Наконец, берет заключительное слово. Из этого заключительного слова запомнились мне несколько абзацев.

Начал он его опять же мягко.

– Ну вот, – говорит он, – мы вас тут, конечно, послушали, поговорили, но решать-то будет кто? Решать в нашей стране должен народ. А народ, это кто? Это партия. А партия кто? Это мы. Мы – партия. Значит, мы и будем решать, я вот буду решать. Понятно?

– Понятно.

– И вот еще по-другому вам скажу. Бывает так: заспорит полковник с генералом, и полковник так убедительно все рассказывает, очень убедительно. Да. Генерал слушает, слушает, и возразить вроде нечего. Надоест ему полковник, встанет он и скажет: «Ну, вот что, ты полковник, я – генерал. Направо кругом, марш!» – и полковник повернется и пойдет – исполнять! Так вот, вы – полковники, а я, извините, – генерал. Направо кругом марш! Пожалуйста!

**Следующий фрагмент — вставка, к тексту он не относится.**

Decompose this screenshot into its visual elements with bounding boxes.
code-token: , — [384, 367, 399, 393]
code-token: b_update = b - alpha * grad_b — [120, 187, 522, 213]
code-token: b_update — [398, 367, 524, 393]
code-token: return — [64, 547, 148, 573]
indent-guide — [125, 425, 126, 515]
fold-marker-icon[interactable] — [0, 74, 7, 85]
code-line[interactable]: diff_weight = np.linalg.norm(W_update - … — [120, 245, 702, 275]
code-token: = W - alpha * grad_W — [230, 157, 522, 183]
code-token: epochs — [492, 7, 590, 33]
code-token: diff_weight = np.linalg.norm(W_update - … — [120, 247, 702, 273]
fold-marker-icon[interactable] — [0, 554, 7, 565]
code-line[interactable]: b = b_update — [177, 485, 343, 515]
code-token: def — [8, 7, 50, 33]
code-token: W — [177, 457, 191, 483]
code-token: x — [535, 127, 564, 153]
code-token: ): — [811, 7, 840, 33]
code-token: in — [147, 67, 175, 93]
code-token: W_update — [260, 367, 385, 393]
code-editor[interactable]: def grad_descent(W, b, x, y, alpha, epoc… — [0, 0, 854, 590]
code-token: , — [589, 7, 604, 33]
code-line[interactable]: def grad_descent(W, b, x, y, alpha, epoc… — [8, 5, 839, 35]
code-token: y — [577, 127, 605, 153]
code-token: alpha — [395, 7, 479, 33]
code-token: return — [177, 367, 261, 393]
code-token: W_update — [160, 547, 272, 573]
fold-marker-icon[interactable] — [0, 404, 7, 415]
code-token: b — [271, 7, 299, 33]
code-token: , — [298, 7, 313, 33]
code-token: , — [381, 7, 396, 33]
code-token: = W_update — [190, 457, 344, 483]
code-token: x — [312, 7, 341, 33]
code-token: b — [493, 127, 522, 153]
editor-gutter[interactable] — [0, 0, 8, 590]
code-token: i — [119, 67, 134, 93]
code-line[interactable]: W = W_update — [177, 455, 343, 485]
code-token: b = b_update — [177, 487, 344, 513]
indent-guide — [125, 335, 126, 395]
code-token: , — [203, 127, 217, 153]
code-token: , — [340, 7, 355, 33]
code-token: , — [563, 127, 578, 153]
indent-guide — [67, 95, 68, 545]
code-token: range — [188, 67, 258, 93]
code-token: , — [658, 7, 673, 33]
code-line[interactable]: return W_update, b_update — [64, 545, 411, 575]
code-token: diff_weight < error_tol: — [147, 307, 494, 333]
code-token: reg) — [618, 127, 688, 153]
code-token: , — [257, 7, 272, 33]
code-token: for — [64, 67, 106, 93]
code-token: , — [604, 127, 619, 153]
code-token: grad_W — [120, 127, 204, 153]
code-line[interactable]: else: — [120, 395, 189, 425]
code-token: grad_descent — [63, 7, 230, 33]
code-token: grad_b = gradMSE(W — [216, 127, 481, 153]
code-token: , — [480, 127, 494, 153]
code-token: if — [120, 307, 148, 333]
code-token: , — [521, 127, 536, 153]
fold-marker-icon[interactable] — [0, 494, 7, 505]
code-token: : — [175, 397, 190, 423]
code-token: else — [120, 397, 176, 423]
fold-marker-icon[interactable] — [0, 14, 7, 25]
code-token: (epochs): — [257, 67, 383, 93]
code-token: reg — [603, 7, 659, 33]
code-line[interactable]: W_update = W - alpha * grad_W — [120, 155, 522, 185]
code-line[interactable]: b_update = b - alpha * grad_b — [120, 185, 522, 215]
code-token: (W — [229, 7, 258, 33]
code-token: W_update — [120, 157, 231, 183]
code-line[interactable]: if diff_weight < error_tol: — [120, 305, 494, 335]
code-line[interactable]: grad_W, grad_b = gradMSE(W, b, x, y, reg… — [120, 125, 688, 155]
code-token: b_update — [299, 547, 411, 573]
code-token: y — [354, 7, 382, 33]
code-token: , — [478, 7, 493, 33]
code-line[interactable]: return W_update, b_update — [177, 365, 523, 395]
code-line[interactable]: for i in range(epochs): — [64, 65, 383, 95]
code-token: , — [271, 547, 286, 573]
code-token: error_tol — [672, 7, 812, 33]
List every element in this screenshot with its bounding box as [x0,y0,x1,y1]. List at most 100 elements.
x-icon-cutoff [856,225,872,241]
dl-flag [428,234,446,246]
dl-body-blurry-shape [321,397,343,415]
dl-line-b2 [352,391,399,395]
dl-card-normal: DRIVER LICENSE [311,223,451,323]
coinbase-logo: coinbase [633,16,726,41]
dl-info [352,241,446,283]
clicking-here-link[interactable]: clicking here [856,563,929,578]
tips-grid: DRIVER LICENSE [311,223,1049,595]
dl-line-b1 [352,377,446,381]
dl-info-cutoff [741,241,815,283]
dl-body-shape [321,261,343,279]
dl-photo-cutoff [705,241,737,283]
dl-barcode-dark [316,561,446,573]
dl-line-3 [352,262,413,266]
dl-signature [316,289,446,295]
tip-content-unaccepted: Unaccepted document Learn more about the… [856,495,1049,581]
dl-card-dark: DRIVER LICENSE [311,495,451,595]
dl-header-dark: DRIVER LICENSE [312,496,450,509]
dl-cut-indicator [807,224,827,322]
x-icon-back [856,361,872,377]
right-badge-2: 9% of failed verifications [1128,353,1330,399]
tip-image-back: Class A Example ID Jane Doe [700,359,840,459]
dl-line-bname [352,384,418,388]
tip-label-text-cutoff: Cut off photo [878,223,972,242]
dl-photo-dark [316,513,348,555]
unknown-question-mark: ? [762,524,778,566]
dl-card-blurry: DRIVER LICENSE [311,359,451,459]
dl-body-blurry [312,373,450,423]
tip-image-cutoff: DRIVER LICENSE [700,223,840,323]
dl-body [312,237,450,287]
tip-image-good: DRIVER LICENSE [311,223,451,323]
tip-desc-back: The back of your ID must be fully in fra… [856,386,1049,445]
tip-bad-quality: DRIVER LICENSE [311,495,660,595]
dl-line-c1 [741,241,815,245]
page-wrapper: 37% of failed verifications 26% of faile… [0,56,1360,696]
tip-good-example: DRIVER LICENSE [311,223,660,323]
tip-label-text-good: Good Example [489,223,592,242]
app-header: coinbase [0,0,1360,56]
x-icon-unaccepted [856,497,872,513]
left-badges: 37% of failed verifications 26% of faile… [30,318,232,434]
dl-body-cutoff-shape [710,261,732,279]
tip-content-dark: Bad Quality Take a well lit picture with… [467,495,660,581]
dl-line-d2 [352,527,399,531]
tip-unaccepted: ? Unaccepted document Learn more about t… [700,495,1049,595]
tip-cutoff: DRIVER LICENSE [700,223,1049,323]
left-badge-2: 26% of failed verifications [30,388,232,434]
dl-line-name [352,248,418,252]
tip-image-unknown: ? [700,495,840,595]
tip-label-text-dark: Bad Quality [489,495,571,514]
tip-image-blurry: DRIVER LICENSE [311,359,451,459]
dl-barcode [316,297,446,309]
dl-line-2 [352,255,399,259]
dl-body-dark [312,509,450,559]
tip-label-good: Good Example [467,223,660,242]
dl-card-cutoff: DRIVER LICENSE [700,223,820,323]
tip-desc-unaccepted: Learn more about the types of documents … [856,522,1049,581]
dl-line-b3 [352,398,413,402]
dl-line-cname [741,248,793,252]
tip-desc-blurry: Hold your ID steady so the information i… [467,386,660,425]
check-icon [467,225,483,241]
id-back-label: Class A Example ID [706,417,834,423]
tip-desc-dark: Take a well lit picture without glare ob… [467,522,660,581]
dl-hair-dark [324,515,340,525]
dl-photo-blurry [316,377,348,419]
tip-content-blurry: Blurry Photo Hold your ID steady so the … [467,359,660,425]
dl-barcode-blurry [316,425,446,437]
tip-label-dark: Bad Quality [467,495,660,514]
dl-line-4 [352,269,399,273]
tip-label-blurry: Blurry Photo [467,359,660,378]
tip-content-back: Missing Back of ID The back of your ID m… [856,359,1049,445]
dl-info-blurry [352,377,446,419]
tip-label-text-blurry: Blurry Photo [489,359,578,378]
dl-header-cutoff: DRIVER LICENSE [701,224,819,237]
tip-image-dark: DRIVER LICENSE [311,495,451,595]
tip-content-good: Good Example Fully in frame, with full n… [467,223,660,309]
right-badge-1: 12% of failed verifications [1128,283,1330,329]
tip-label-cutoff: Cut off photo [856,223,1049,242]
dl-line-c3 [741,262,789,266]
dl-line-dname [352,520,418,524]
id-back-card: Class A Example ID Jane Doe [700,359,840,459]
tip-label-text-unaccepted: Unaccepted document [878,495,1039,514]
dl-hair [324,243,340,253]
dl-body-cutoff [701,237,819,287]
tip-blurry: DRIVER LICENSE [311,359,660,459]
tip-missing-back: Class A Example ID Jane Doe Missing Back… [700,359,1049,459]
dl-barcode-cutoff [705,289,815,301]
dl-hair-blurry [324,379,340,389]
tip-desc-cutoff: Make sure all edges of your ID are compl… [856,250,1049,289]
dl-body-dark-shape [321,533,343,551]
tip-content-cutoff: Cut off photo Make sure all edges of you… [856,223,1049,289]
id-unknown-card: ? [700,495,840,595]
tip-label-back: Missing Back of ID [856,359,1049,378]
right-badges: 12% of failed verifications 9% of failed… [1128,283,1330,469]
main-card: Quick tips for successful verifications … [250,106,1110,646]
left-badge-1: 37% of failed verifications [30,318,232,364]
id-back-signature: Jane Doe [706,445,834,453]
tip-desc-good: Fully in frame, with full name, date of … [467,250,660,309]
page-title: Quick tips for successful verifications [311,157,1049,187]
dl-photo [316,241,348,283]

Вот такое заключение. Или вот еще другое:

– Письмо тут подписали. И в этом письме, между прочим, пишут, просят за молодых этих левых художников, и пишут: пусть работают и те, и другие, пусть-де, мол, в изобразительном нашем искусстве будет мирное сосуществование. Это, товарищи, грубая политическая ошибка. Мирное сосуществование возможно, но не в вопросах идеологии.